Bugün kü sempozyum nasıl geçti giden var mı? Babamın rahatsızlığından dolayı okuldan erken çıkmak zorunda kaldım kaçırdık sempozyumu;

mehmet yılmaz



İlahiyattaki sabah oturumunda "Samsun'da İnanç" başlığı vardı.
Prof. Dr. Cafer Sadık Yaran'ın "Samsun Medresesi ve Mevlevihanesi" sunumu özellikle çok ilgimi çekti.
Samsun Medresesinin kuruluşu 1860'lara dayanıyormuş. O dönemde hayrat yapan iki büyük aile varmış. Canikioğulları ve Hazinedaroğlulları. Bu medresesi Haznedaroğlu Süleyman Paşa yaptırmış. Bugün Bş. Bld. binasının hemen karşısında, Selamet kırtasiyenin yanı, içinde çay ocağı ve wcler olan bölüm. Bir tarihi doku bu kadar katledilebilirmiş, onu da yapmışız :( Allahtan bina sağlam.

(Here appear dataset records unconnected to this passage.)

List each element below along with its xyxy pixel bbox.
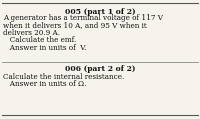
Text: delivers 20.9 A.: delivers 20.9 A. bbox=[3, 29, 60, 37]
Text: when it delivers 10 A, and 95 V when it: when it delivers 10 A, and 95 V when it bbox=[3, 22, 147, 30]
Text: 005 (part 1 of 2): 005 (part 1 of 2) bbox=[65, 8, 135, 16]
Text: A generator has a terminal voltage of 117 V: A generator has a terminal voltage of 11… bbox=[3, 14, 163, 22]
Text: Calculate the emf.: Calculate the emf. bbox=[3, 37, 76, 45]
Text: Answer in units of  V.: Answer in units of V. bbox=[3, 44, 86, 52]
Text: Calculate the internal resistance.: Calculate the internal resistance. bbox=[3, 73, 124, 81]
Text: Answer in units of Ω.: Answer in units of Ω. bbox=[3, 80, 86, 89]
Text: 006 (part 2 of 2): 006 (part 2 of 2) bbox=[65, 65, 135, 73]
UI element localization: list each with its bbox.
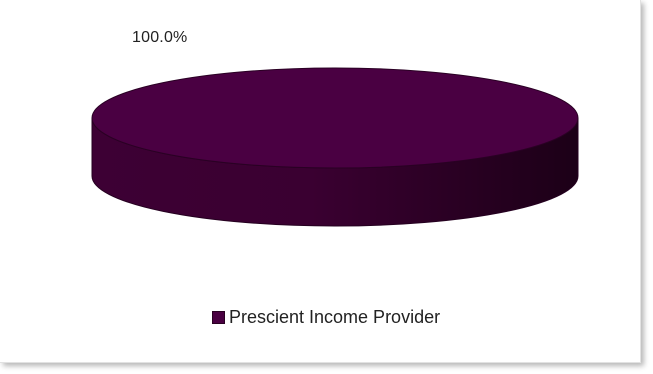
legend-label: Prescient Income Provider [229,307,441,327]
pie-slice-prescient-income-provider[interactable] [91,67,579,169]
legend-swatch [212,311,225,324]
chart-frame: 100.0% Prescient Income Provider [0,0,641,363]
slice-data-label: 100.0% [132,29,188,46]
legend: Prescient Income Provider [212,307,440,328]
pie-chart [91,67,579,227]
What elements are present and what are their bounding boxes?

Samsun mevlevihanesi ise daha ilginç. Dünyada 38 tane mevlevihane varmış ve Samsun da onlardan biriymiş. Biriymiş diyorum çünkü artık yok. Meydandan site camiine giden ara caddenin ismi ( kokoreçcinin ve askeri malzeme satıcılarının olduğu yer ) Mevlevihane Caddesidir. Bir tek adı kalmış. Ancak mevlevihnenin bir fotografı ve bir de yağlı boya tablosuna ulaşılmış. İlk efa 1570'de açılmış ama sonrası hakkında bilgi yok. Sonra 1860'da yeniden faaliyete geçmiş. 1911-12'deki postnişinin Hasip Dede'ye ait bazı plan ve projelere var elde. Mevlevihanein büyütülmsini istemiş ve rapor sunmuş belediyeye. I. Dünya Savaşına katılan ve Şam'a giden Mevlevi Alayında Samsun mevlevihanesinden de çok sayıda asker varmış. Hoca, Mevlevihanenin 90 m.2 bir alan olduğunu ve birebir aynısının yapılabbileceğini söyledi. Örnek olarak da İstanbul Yenikapı Mevlevihanesini gösterd.. Açıkçası çok heyecan verici bir proje olur bu.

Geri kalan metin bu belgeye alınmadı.